Meta spokesman Christopher Sgro said FTC Chair Lina Khan’s effort to antagonize American business hit a new low with its proposed action against Meta.

“This is a political stunt,” Mr. Sgro said in a statement. “Despite three years of continual engagement with the FTC around our agreement, they provided no opportunity to discuss this new, totally unprecedented theory. Let’s be clear about what the FTC is trying to do: usurp the authority of Congress to set industry-wide standards and instead single out one American company while allowing Chinese companies, like TikTok, to operate without constraint on American soil.”

The FTC and Meta have butted heads repeatedly. A federal judge rejected the FTC’s effort to block Meta from acquiring the virtual reality platform Within Unlimited earlier this year, and the FTC later dropped its internal review.
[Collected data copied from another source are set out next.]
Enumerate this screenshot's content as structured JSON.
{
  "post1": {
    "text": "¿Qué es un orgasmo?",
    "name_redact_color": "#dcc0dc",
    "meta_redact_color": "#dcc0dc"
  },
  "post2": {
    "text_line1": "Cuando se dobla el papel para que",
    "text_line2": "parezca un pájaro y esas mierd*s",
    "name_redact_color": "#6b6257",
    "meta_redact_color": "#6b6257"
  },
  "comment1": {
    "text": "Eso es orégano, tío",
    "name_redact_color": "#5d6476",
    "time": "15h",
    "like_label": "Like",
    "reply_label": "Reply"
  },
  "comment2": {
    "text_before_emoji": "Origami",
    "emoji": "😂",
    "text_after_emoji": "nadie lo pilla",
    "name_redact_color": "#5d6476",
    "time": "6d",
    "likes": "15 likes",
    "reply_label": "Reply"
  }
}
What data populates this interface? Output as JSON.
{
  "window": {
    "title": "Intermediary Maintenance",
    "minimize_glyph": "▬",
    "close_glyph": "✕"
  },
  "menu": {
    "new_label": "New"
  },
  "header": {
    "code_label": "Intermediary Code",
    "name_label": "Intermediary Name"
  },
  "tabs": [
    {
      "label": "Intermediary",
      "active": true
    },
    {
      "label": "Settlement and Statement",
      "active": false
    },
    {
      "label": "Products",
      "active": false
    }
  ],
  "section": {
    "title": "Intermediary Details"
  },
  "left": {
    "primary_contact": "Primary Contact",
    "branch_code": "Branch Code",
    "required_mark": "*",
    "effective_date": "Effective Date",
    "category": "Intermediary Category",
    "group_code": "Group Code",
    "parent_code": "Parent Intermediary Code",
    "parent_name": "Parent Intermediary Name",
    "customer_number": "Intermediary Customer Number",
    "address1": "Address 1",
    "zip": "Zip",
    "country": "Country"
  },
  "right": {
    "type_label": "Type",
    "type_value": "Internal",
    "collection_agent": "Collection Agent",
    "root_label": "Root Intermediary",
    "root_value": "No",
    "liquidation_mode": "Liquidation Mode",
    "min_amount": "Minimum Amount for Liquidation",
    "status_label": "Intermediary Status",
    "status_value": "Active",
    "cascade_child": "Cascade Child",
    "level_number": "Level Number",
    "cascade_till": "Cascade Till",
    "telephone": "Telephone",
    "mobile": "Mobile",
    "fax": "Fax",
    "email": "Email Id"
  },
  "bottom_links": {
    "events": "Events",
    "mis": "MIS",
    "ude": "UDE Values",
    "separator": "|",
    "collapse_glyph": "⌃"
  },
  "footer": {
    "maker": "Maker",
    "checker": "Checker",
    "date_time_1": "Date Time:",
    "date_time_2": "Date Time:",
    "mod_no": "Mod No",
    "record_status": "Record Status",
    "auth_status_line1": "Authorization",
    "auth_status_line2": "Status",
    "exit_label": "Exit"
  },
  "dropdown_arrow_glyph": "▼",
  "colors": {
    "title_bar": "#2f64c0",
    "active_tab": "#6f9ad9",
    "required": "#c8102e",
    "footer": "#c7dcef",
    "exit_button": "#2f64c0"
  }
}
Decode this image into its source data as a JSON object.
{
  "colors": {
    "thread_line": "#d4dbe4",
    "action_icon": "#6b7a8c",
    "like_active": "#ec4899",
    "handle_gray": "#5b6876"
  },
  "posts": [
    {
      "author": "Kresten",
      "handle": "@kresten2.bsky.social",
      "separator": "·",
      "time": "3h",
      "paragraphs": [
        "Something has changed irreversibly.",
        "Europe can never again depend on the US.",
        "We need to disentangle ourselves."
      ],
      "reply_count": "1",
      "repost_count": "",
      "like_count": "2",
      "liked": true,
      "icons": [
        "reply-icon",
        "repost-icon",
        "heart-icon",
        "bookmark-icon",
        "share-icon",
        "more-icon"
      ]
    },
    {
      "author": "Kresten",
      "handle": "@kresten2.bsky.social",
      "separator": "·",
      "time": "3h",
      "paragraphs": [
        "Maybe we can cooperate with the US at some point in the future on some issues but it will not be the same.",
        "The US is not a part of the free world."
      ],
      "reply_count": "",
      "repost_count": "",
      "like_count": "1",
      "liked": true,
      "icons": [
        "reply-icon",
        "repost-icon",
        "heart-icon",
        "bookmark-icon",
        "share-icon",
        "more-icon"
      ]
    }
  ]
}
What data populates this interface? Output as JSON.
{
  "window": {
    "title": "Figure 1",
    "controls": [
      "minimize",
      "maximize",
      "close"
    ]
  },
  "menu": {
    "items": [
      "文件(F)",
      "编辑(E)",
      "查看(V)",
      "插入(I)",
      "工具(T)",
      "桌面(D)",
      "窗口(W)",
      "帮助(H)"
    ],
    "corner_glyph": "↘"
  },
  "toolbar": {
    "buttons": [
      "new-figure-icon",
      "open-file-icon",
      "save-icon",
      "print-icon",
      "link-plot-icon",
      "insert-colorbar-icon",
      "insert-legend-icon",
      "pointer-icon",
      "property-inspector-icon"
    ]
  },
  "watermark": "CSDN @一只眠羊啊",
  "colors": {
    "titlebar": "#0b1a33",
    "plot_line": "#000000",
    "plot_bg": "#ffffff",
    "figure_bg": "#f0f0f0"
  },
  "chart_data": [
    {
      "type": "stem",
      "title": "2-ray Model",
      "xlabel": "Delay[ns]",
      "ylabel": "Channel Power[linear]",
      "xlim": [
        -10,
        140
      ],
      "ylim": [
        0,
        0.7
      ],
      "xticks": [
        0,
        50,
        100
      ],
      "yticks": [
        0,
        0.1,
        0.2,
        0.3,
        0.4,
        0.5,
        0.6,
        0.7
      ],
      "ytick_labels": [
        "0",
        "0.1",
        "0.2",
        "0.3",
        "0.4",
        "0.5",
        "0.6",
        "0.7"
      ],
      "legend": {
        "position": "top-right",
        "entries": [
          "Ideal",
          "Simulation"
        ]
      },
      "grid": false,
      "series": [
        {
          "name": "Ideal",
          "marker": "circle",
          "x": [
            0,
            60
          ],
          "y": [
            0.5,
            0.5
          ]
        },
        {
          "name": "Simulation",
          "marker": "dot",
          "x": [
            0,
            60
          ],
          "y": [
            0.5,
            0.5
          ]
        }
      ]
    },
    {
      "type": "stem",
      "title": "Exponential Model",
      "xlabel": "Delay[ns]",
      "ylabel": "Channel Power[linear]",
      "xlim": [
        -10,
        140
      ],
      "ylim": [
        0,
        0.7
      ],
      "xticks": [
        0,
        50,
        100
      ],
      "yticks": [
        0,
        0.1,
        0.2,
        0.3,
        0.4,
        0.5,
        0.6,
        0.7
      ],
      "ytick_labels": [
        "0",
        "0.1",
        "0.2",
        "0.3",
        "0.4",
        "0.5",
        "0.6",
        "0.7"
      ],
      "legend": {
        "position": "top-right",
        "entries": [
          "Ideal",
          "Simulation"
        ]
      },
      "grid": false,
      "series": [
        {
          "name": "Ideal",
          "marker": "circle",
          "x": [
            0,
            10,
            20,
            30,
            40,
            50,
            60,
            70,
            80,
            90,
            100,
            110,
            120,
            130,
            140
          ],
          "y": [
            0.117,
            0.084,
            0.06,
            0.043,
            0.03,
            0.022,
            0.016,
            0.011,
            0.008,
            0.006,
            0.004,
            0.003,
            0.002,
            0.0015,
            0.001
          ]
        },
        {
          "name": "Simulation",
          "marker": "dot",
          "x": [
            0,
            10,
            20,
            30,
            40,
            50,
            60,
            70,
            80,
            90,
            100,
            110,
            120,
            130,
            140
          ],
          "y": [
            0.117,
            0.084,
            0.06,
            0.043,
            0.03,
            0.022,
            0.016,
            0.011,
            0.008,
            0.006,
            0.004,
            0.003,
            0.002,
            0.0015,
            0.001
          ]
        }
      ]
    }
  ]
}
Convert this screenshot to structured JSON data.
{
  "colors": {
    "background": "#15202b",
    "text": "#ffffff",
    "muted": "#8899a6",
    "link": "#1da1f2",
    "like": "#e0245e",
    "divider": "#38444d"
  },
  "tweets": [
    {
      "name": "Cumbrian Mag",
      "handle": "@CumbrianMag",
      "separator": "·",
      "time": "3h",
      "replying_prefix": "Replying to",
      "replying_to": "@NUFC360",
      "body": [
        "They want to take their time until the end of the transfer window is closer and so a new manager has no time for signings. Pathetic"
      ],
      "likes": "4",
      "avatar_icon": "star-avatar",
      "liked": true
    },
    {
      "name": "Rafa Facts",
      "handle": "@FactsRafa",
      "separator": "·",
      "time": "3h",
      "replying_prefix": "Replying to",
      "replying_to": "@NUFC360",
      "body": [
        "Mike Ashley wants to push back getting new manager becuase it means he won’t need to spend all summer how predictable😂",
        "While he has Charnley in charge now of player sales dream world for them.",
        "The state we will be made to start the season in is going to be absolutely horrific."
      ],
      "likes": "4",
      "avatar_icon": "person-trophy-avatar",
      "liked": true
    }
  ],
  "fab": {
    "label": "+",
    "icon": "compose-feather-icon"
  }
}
The last remaining Republican FTC commissioner, Christine Wilson, left the agency over what she labeled “lawlessness” by Ms. Khan, an appointee of President Biden. In an opinion article explaining her exit, Ms. Wilson cited Ms. Khan’s refusal to recuse herself from the internal review despite previously arguing in favor of blocking Meta from making any acquisitions.

The FTC said the proposed changes on Wednesday to its privacy order with Meta represent just the first step in the process for making changes. The regulatory agency gave Meta 30 days to respond to the agency’s actions.